Asiente una sola vez antes de mirar el ascenso justo cuando advierte de que van a abrirse las puertas. Mueve su dedo índice como si fuera un garfio y medio cojeando aparece Beau. No voy a negar que me alegro de verle.

—Copperfield —le llama antes de levantarse y ponerle una mano sobre su hombro —, he convencido a Harrison para que te haga compañía. —Me giro y veo a Beau que asiente sin saber muy bien qué más hacer. Le dedico una pequeña sonrisa antes de volver la vista al portátil.  —Tú  —dice poniendo su mano sobre mi cabeza, cosa que hace que me sobresalte y me gire a mirar a Russell en seguida —, si necesitas alguna cosa búscame. —Asiento únicamente para que aparte su mano de mi cabeza. Da unos pasos antes de mandar a Beau a que se siente y luego da la vuelta —. Cuando os canséis de estar acaramelados en el sofá podéis salir a tomar un poco el aire, siempre con cuidado —le advierte a Beau y yo prefiero hacer que no he oído nada. 

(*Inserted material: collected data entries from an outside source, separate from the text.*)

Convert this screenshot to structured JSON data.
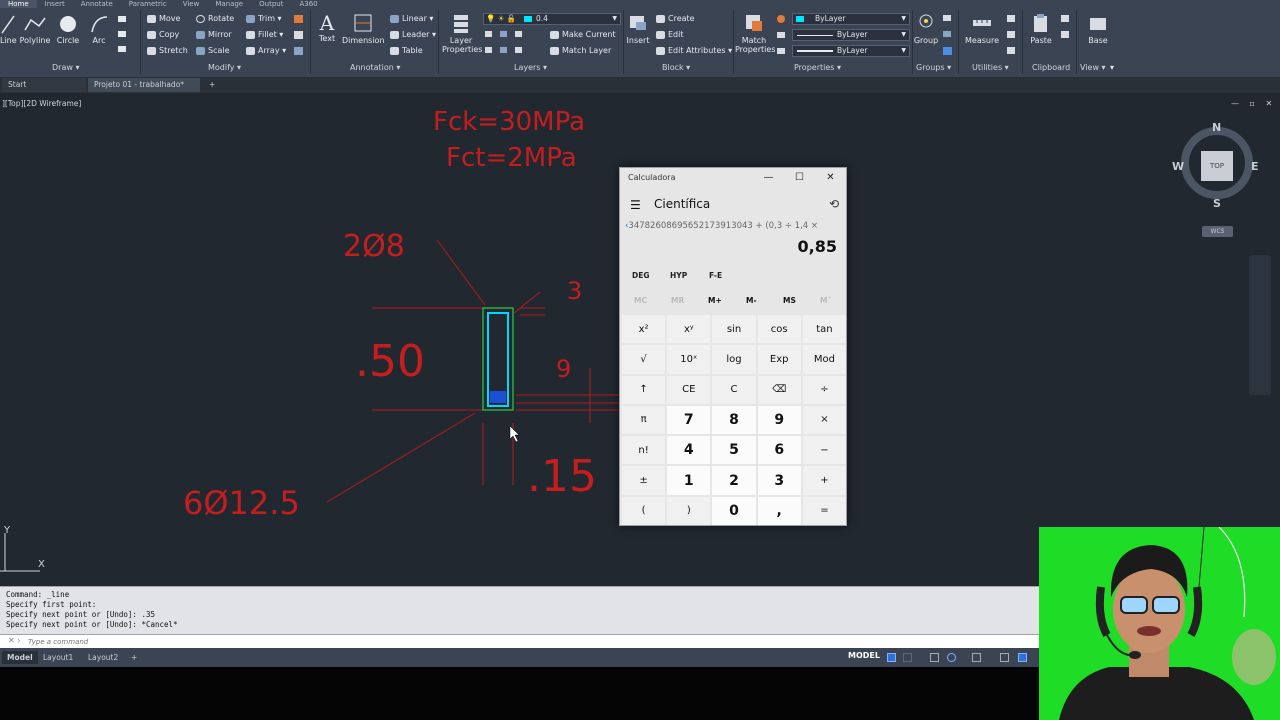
{
  "ribbon": {
    "tabs": [
      "Home",
      "Insert",
      "Annotate",
      "Parametric",
      "View",
      "Manage",
      "Output",
      "A360"
    ],
    "draw": {
      "line": "Line",
      "polyline": "Polyline",
      "circle": "Circle",
      "arc": "Arc",
      "panel": "Draw ▾"
    },
    "modify": {
      "move": "Move",
      "rotate": "Rotate",
      "trim": "Trim ▾",
      "copy": "Copy",
      "mirror": "Mirror",
      "fillet": "Fillet ▾",
      "stretch": "Stretch",
      "scale": "Scale",
      "array": "Array ▾",
      "panel": "Modify ▾"
    },
    "annotation": {
      "text": "Text",
      "dimension": "Dimension",
      "linear": "Linear ▾",
      "leader": "Leader ▾",
      "table": "Table",
      "panel": "Annotation ▾"
    },
    "layers": {
      "layer_properties": "Layer\nProperties",
      "current_layer": "0.4",
      "make_current": "Make Current",
      "match_layer": "Match Layer",
      "panel": "Layers ▾"
    },
    "block": {
      "insert": "Insert",
      "create": "Create",
      "edit": "Edit",
      "edit_attributes": "Edit Attributes ▾",
      "panel": "Block ▾"
    },
    "properties": {
      "match_properties": "Match\nProperties",
      "color": "ByLayer",
      "linetype": "ByLayer",
      "lineweight": "ByLayer",
      "panel": "Properties ▾"
    },
    "groups": {
      "group": "Group",
      "panel": "Groups ▾"
    },
    "utilities": {
      "measure": "Measure",
      "panel": "Utilities ▾"
    },
    "clipboard": {
      "paste": "Paste",
      "panel": "Clipboard"
    },
    "view": {
      "base": "Base",
      "panel": "View ▾"
    },
    "layer_color": "#00e5ff"
  },
  "file_tabs": {
    "start": "Start",
    "project": "Projeto 01 - trabalhado*",
    "plus": "+"
  },
  "canvas": {
    "viewport_label": "][Top][2D Wireframe]",
    "annotations": {
      "fck": "Fck=30MPa",
      "fct": "Fct=2MPa",
      "top_bars": "2Ø8",
      "stirrup_label": "3",
      "height": ".50",
      "cover": "9",
      "width": ".15",
      "bottom_bars": "6Ø12.5"
    },
    "annotation_color": "#c41e1e",
    "viewcube": {
      "n": "N",
      "s": "S",
      "e": "E",
      "w": "W",
      "face": "TOP",
      "wcs": "WCS"
    },
    "ucs": {
      "x": "X",
      "y": "Y"
    }
  },
  "calculator": {
    "title": "Calculadora",
    "mode": "Científica",
    "expression": "34782608695652173913043 + (0,3 ÷ 1,4 ×",
    "display": "0,85",
    "angle_buttons": [
      "DEG",
      "HYP",
      "F-E"
    ],
    "memory_buttons": [
      "MC",
      "MR",
      "M+",
      "M-",
      "MS",
      "M˅"
    ],
    "keys": [
      [
        "x²",
        "xʸ",
        "sin",
        "cos",
        "tan"
      ],
      [
        "√",
        "10ˣ",
        "log",
        "Exp",
        "Mod"
      ],
      [
        "↑",
        "CE",
        "C",
        "⌫",
        "÷"
      ],
      [
        "π",
        "7",
        "8",
        "9",
        "×"
      ],
      [
        "n!",
        "4",
        "5",
        "6",
        "−"
      ],
      [
        "±",
        "1",
        "2",
        "3",
        "+"
      ],
      [
        "(",
        ")",
        "0",
        ",",
        "="
      ]
    ]
  },
  "command_line": {
    "history": [
      "Command: _line",
      "Specify first point:",
      "Specify next point or [Undo]: .35",
      "Specify next point or [Undo]: *Cancel*"
    ],
    "placeholder": "Type a command"
  },
  "status_bar": {
    "layouts": [
      "Model",
      "Layout1",
      "Layout2",
      "+"
    ],
    "model_button": "MODEL"
  }
}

Russell es un hombre de mediana edad, entrando en los cincuenta años y con bastantes canas en la barba perfectamente recortada. Corre el rumor de que su mujer y su hija lo abandonaron y por eso siempre está de mal humor, pero lo cierto es que su mujer es bastante simpática, y creo que se complementan bastante. Además, hace un pastel de carne para chuparse los dedos.

—¿Te obliga a quedarte aquí? —pregunta al sentarse a mi lado.

—Ya estaba aquí.

El silencio se instala a nuestro alrededor y por un momento me pregunto si todas nuestras conversaciones tendrán una pizca de tensión e incomodidad al inicio. 

—¿Has oído que hubo una fiesta? —pregunto tratando de llenar el silencio. Asiente. —¿Fuiste?

—Qué va —dice haciendo una mueca que tapa con una sonrisa. —. Preferí quedarme en la habitación con mi compañero de cuarto. —Parece recordar algo de su noche cuando suelta una risita: —Jimmy me contó que Clark rodó colina abajo cuando fanfarroneaba sobre su experiencia con los esquís.

—Es gilipollas —contesto. 

—Siempre lo ha sido —dice mirándose la férula con un gesto con la cabeza —, y no creo que vaya a mejorar.

Es él quien me propone ver Friends y nos pasamos hasta medio día apalancados en el sofá viendo capítulos en mi portátil. La risa compartida y los comentarios que compartimos hacen que el tiempo pase volando.

No es hasta que Ross “¡gira!”, mientras intentan subir un sofá por las escaleras, que mi estómago decide hacer su propia declaración de hambre con un rugido audible. Nos miramos y soltamos una carcajada compartida ante la sincronización perfecta entre mi apetito y la escena hilarante de la trama de la pantalla.

—¿Comemos algo? —pregunta por encima de las voces de la pantalla.

—Aún falta un rato para que abran el comedor.

—Paso de esa comida, Harrison —dice negando—. He probado desayuno, comida y cena, y…

—Es repulsiva —concluyo, y él asiente antes de asentir. Señala levemente las máquinas expendedoras que hay al otro lado de la sala.

—¿Qué tal unos sandwiches?

No puedo evitar reírme ante su pregunta, pero aun así me acerco hasta allí para sacar un par de sandwiches de la máquina expendedora. A través del cristal miro las opciones en la maquia, los sandwiches envasados dispuestos como soldados en sus filas refrigeradas. La luz tenue resalta los envases de plástico, revelando una variedad de opciones.

Las imágenes de los envases no tienen nada que ver con lo que se deja ver a través del plástico. Las imágenes de las etiquetas muestran capas ordenadas de verdura fresca y lonchas apetitosas, pero la realidad es que están destartaladas dentro del envase.